The gray sky, which often broke up or dissolved by midmorning, remained as solid as fresh paint.
I had read and reviewed a previous novel in Scott William Carter’s Garrison Gage mystery series, and decided not to read any more. I don’t clearly recall why; it likely had something to do with the main character’s open (though not obnoxious) atheism. But Bury the Dead in Driftwood sounded intriguing, and I bought it. I have to admit, it was pretty good.
Garrison Gage is a small-time private eye who relocated to Barnacle Bluffs, a town on the Oregon coast, to get away from his past. He walks with a limp (often with a cane), due to an old knee injury. A widower, he has adopted a daughter, who is now away in college. He finds, to his amusement, that he’s become a local character, “the detective.”
He didn’t know Harriet Abel, the high school teacher whose body was found under a pile of driftwood on the beach. But she had his name on a piece of paper in her possession, and apparently wanted to hire him. Gage is curious what she wanted from him, and impressed with the universal respect she seemed to command. So he decides to investigate, even without a client.
Property and development money will appear as motives, but things aren’t as simple as they appear. Amusingly, Gage finds beautiful women – including the police chief’s daughter – throwing themselves at him in an almost embarrassing way. A mysterious professional killer appears to make chilling threats. And the one woman Gage cares about more than life itself – his adopted daughter – refuses to keep a safe distance.
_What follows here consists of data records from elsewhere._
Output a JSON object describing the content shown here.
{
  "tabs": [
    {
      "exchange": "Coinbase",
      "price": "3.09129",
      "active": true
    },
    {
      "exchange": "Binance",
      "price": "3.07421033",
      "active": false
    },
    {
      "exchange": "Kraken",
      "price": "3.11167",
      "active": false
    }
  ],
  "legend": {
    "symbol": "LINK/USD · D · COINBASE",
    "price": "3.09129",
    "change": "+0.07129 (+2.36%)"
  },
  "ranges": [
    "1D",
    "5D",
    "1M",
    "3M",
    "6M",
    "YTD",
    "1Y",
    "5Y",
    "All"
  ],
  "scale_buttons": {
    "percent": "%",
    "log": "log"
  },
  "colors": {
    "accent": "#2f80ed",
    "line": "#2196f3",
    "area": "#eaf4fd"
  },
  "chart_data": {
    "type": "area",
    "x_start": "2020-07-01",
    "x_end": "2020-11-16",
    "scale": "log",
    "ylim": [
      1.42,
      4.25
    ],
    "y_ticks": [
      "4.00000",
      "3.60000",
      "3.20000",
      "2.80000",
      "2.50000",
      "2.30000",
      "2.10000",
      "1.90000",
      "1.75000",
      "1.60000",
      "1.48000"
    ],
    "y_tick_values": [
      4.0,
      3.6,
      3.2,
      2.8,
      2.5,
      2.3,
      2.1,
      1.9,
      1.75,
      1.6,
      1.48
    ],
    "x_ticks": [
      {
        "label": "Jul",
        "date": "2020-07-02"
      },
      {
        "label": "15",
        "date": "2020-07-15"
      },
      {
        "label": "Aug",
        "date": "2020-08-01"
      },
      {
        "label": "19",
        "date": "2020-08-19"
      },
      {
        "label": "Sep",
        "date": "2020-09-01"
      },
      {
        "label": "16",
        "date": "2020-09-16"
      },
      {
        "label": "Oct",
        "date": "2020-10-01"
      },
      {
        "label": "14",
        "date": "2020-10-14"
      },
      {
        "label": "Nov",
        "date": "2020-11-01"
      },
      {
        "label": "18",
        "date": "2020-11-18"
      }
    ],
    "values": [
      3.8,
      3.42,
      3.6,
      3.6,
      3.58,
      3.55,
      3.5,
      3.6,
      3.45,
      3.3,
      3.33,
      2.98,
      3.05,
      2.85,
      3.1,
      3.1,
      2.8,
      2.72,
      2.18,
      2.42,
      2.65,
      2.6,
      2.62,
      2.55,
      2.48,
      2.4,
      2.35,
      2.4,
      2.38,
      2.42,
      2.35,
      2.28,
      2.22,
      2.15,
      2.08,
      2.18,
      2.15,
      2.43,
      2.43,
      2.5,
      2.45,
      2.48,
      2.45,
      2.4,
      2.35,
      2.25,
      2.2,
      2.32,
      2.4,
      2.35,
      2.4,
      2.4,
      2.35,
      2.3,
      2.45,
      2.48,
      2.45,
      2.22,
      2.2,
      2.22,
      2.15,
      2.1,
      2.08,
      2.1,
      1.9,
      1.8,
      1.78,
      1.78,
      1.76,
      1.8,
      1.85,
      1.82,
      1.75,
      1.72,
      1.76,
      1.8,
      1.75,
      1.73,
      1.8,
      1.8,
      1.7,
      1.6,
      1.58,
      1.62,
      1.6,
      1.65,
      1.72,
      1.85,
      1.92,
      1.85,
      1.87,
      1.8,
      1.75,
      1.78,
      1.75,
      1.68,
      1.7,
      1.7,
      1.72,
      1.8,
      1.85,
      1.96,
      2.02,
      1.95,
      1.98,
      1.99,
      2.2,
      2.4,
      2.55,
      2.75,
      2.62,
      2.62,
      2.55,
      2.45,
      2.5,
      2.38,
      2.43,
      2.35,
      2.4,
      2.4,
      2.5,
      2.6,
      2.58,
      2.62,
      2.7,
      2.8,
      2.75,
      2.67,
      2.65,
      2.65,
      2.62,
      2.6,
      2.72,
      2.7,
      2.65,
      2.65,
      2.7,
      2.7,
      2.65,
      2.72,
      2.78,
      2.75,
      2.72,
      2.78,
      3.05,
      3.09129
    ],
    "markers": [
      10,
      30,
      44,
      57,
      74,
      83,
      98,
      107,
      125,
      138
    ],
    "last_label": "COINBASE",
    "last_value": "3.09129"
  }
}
I enjoyed Bury the Dead in Driftwood far more than I expected. The one scene involving religion – in a syncretistic Universalist church – took no skin off my nose. The multiple women with Gage in their sights worked up to a very funny scene of embarrassment. And at the end, Gage was able to deliver a fairly non-PC defense of a man’s sense of obligation to protect women.
Mark Twain said of Huckleberry Finn that he had attempted to do a book without weather. Bury the Dead in Driftwood is nothing like that. The weather and geography of coastal Oregon are active characters in this book, beautifully described. Readers will feel as if they’ve been there.
Cautions for the usual, including one “sex” scene that actually involves no sex at all. Pretty good.